Keep the 'quality' books and donate the 'trash', nice bookshelves are a wonderful source of comfort to me but a long single shelf will not cut it, it just won't look good. Do some research and make the books a feature of your room, they are a big part of who you are and will continue to give you great pleasure if displayed and stored nicely/properly,  a glass cabinet, easily picked up in a charity shop, a good option. Failing that, a nice three or four tiered shelving unit that suits your current room decor will satisfy all. Hold onto your favourites, even if you never look at them again. Don't let anyone tell you otherwise.  Build that shelf,  your books and you both deserve it.


----------



## DB74 (12 Aug 2019)

Can you not just get rid of your wife?


----------



## peemac (13 Aug 2019)

Sort them out. 

Pile 1 - books you want to keep 

Pile 2 - hardcover books and "old" books. 
Sell these in boxes of 50-60 books on donedeal. Buyers will be pubs and cafés to use as decoration

Pile 3 -  everything else - mainly paperbacks. Charity shop.


----------



## lukegriffen (14 Aug 2019)

For pile 3 above, I volunteer in a charity shop & almost all paperback fiction more than 6 years old gets thrown out, as it won't sell.


----------



## muinteoir (15 Aug 2019)

Some of the libraries have a table/box that you can put free books into that people can take. You could also give the books away on Freecycle.


----------



## Drakon (9 Oct 2019)

As expected it took me a while to get on the case with this. 
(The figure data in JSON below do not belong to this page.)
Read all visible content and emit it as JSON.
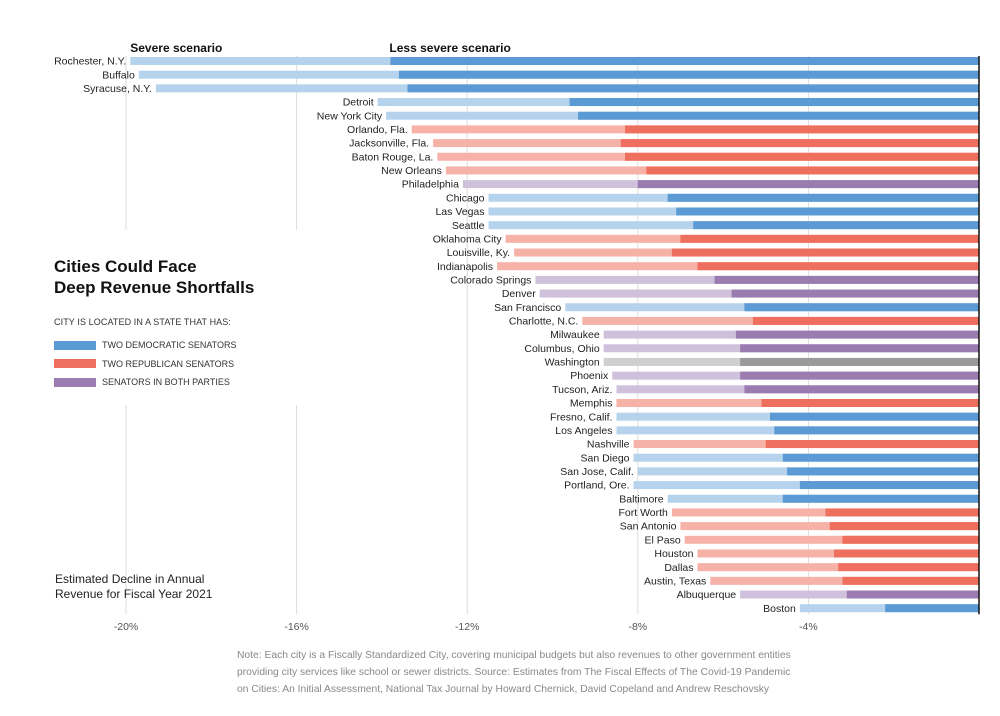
{
  "chart_data": {
    "type": "bar",
    "orientation": "horizontal",
    "title": "Cities Could Face Deep Revenue Shortfalls",
    "title_lines": [
      "Cities Could Face",
      "Deep Revenue Shortfalls"
    ],
    "scenario_labels": {
      "severe": "Severe scenario",
      "less_severe": "Less severe scenario"
    },
    "ylabel_lines": [
      "Estimated Decline in Annual",
      "Revenue for Fiscal Year 2021"
    ],
    "xlim": [
      -20,
      0
    ],
    "x_ticks": [
      {
        "value": -20,
        "label": "-20%"
      },
      {
        "value": -16,
        "label": "-16%"
      },
      {
        "value": -12,
        "label": "-12%"
      },
      {
        "value": -8,
        "label": "-8%"
      },
      {
        "value": -4,
        "label": "-4%"
      }
    ],
    "legend": {
      "heading": "CITY IS LOCATED IN A STATE THAT HAS:",
      "items": [
        {
          "key": "D",
          "label": "TWO DEMOCRATIC SENATORS"
        },
        {
          "key": "R",
          "label": "TWO REPUBLICAN SENATORS"
        },
        {
          "key": "M",
          "label": "SENATORS IN BOTH PARTIES"
        }
      ]
    },
    "colors": {
      "D": {
        "dark": "#5b9ad4",
        "light": "#b5d3ec"
      },
      "R": {
        "dark": "#ef6f5f",
        "light": "#f7b2a8"
      },
      "M": {
        "dark": "#9a7cb1",
        "light": "#cfc0db"
      },
      "N": {
        "dark": "#9a9a9a",
        "light": "#cfcfcf"
      }
    },
    "series": [
      {
        "name": "Severe scenario",
        "shade": "light"
      },
      {
        "name": "Less severe scenario",
        "shade": "dark"
      }
    ],
    "categories": [
      {
        "city": "Rochester, N.Y.",
        "party": "D",
        "severe": -19.9,
        "less_severe": -13.8
      },
      {
        "city": "Buffalo",
        "party": "D",
        "severe": -19.7,
        "less_severe": -13.6
      },
      {
        "city": "Syracuse, N.Y.",
        "party": "D",
        "severe": -19.3,
        "less_severe": -13.4
      },
      {
        "city": "Detroit",
        "party": "D",
        "severe": -14.1,
        "less_severe": -9.6
      },
      {
        "city": "New York City",
        "party": "D",
        "severe": -13.9,
        "less_severe": -9.4
      },
      {
        "city": "Orlando, Fla.",
        "party": "R",
        "severe": -13.3,
        "less_severe": -8.3
      },
      {
        "city": "Jacksonville, Fla.",
        "party": "R",
        "severe": -12.8,
        "less_severe": -8.4
      },
      {
        "city": "Baton Rouge, La.",
        "party": "R",
        "severe": -12.7,
        "less_severe": -8.3
      },
      {
        "city": "New Orleans",
        "party": "R",
        "severe": -12.5,
        "less_severe": -7.8
      },
      {
        "city": "Philadelphia",
        "party": "M",
        "severe": -12.1,
        "less_severe": -8.0
      },
      {
        "city": "Chicago",
        "party": "D",
        "severe": -11.5,
        "less_severe": -7.3
      },
      {
        "city": "Las Vegas",
        "party": "D",
        "severe": -11.5,
        "less_severe": -7.1
      },
      {
        "city": "Seattle",
        "party": "D",
        "severe": -11.5,
        "less_severe": -6.7
      },
      {
        "city": "Oklahoma City",
        "party": "R",
        "severe": -11.1,
        "less_severe": -7.0
      },
      {
        "city": "Louisville, Ky.",
        "party": "R",
        "severe": -10.9,
        "less_severe": -7.2
      },
      {
        "city": "Indianapolis",
        "party": "R",
        "severe": -11.3,
        "less_severe": -6.6
      },
      {
        "city": "Colorado Springs",
        "party": "M",
        "severe": -10.4,
        "less_severe": -6.2
      },
      {
        "city": "Denver",
        "party": "M",
        "severe": -10.3,
        "less_severe": -5.8
      },
      {
        "city": "San Francisco",
        "party": "D",
        "severe": -9.7,
        "less_severe": -5.5
      },
      {
        "city": "Charlotte, N.C.",
        "party": "R",
        "severe": -9.3,
        "less_severe": -5.3
      },
      {
        "city": "Milwaukee",
        "party": "M",
        "severe": -8.8,
        "less_severe": -5.7
      },
      {
        "city": "Columbus, Ohio",
        "party": "M",
        "severe": -8.8,
        "less_severe": -5.6
      },
      {
        "city": "Washington",
        "party": "N",
        "severe": -8.8,
        "less_severe": -5.6
      },
      {
        "city": "Phoenix",
        "party": "M",
        "severe": -8.6,
        "less_severe": -5.6
      },
      {
        "city": "Tucson, Ariz.",
        "party": "M",
        "severe": -8.5,
        "less_severe": -5.5
      },
      {
        "city": "Memphis",
        "party": "R",
        "severe": -8.5,
        "less_severe": -5.1
      },
      {
        "city": "Fresno, Calif.",
        "party": "D",
        "severe": -8.5,
        "less_severe": -4.9
      },
      {
        "city": "Los Angeles",
        "party": "D",
        "severe": -8.5,
        "less_severe": -4.8
      },
      {
        "city": "Nashville",
        "party": "R",
        "severe": -8.1,
        "less_severe": -5.0
      },
      {
        "city": "San Diego",
        "party": "D",
        "severe": -8.1,
        "less_severe": -4.6
      },
      {
        "city": "San Jose, Calif.",
        "party": "D",
        "severe": -8.0,
        "less_severe": -4.5
      },
      {
        "city": "Portland, Ore.",
        "party": "D",
        "severe": -8.1,
        "less_severe": -4.2
      },
      {
        "city": "Baltimore",
        "party": "D",
        "severe": -7.3,
        "less_severe": -4.6
      },
      {
        "city": "Fort Worth",
        "party": "R",
        "severe": -7.2,
        "less_severe": -3.6
      },
      {
        "city": "San Antonio",
        "party": "R",
        "severe": -7.0,
        "less_severe": -3.5
      },
      {
        "city": "El Paso",
        "party": "R",
        "severe": -6.9,
        "less_severe": -3.2
      },
      {
        "city": "Houston",
        "party": "R",
        "severe": -6.6,
        "less_severe": -3.4
      },
      {
        "city": "Dallas",
        "party": "R",
        "severe": -6.6,
        "less_severe": -3.3
      },
      {
        "city": "Austin, Texas",
        "party": "R",
        "severe": -6.3,
        "less_severe": -3.2
      },
      {
        "city": "Albuquerque",
        "party": "M",
        "severe": -5.6,
        "less_severe": -3.1
      },
      {
        "city": "Boston",
        "party": "D",
        "severe": -4.2,
        "less_severe": -2.2
      }
    ]
  },
  "note": "Note: Each city is a Fiscally Standardized City, covering municipal budgets but also revenues to other government entities providing city services like school or sewer districts. Source: Estimates from The Fiscal Effects of The Covid-19 Pandemic on Cities: An Initial Assessment, National Tax Journal by Howard Chernick, David Copeland and Andrew Reschovsky",
  "colors": {
    "text": "#222222",
    "note": "#888888",
    "gridline": "#dddddd",
    "axis": "#111111"
  }
}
I eventually got around to separating my gardening and horticulture books and put them up on DoneDeal, Adverts and eBay as a trial run. 
A dozen books totalling €150 individually, or €100 for the lot. 
Sure enough I’ve got a buyer long before the bump date. She’s EFT’d me €20 and will pay the rest when collecting them. 
Handy docket!


----------



## AlbacoreA (9 Oct 2019)

A buyer who paid a deposit in advance, and full asking price for books. If real (no offence) that must be extremely rare. 

Well done.  

I'm extremely bad at selling. But when I look at the stats on adverts, people withdraw without selling most of the stuff they advertise. 
I know people withdraw without selling to avoid fees, but if they have no comments, they didn't make a sale. 
Ads I watch only about 25% maybe less of them sell. Most of them are up for best part of a year.


----------